Trying to transfer knowledge from a pharma expert to a data scientist to enable them to perform data analysis for drug discovery is extremely difficult, bearing in mind the rapid evolution and the ever-changing pharma domain knowledge. Based on this, the best solution is to empower pharma domain to perform data extraction and preprocessing. Iteru attained this by providing self-service tools.
Existing Algorithms for Feature Selection
The large feature space due to the diverse biological objects and their complex interconnections poses a serious problem to feature extraction algorithms. There are reports about feature extraction for certain biomedical applications, for instance ensemble feature selection techniques in in the microarray and mass spectrometry domains. However, there is no feature extractor for text and literature that satisfies the high accuracy requirements of AI analysis of biomedical data.
Concerning biomedical publications, feature extraction is still a formidable challenge. Someone suggested using Random Forest. However Random Forest, like other classifiers depend on the quality and quantity of data. For simple data it can attain 90% accuracy. For complex data like biomedical data one ends up with 25% – 40% accuracy.
Iteru’s Approach To Feature Extraction
Iteru is motivated by its deep conviction that pharma domain experts are the only ones that can select the features based on their objective of analysis. During the course of their research they may decide to include or exclude certain data and modify the extracted features.
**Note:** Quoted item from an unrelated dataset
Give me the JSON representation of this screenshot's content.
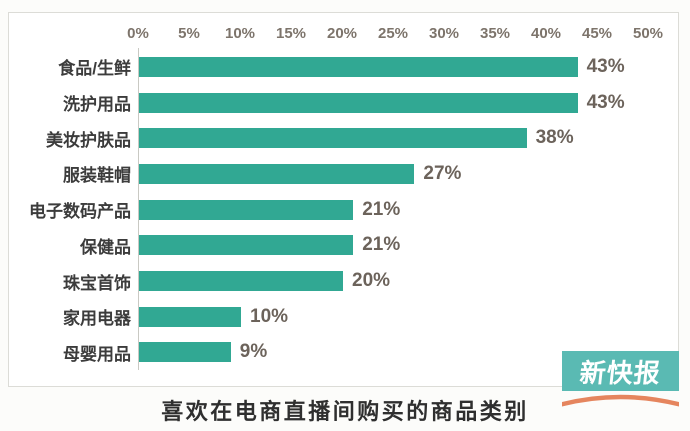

To empower domain experts to perform data mining and feature extraction, Iteru provides the following self-service tools:
- Powerful data cleansing algorithms: Biomedical data is very messy. Iteru sampled some documents and found that irrelevant data constitutes at least 35% of the content. Iteru removes irrelevant data.
- Algorithms to perform data mining based on the objective of analysis. For instance, if the objective of analysis is breast cancer, data extraction will be limited to publications about breast cancer. The same is done if the objective of analysis is biomarkers related to cancer immunotherapy, genes, proteins, etc. Moreover, Iteru allows the domain expert to interrogate the data to gain more understanding about its inter-dependencies.
Iteru’s AI algorithms
Following feature extraction an important element of accurate AI is the selection of appropriate algorithms and the tuning of the algorithm. Iteru provides self-service AI algorithms to be used by the domain experts. They can tune the AI parameters so as to obtain optimum results. The best judge for the accuracy of analysis are the domain experts. They are the only ones who can find the best patterns representative of cancer types, treatment, oncogenes, kinases, receptors and markers and other diseases.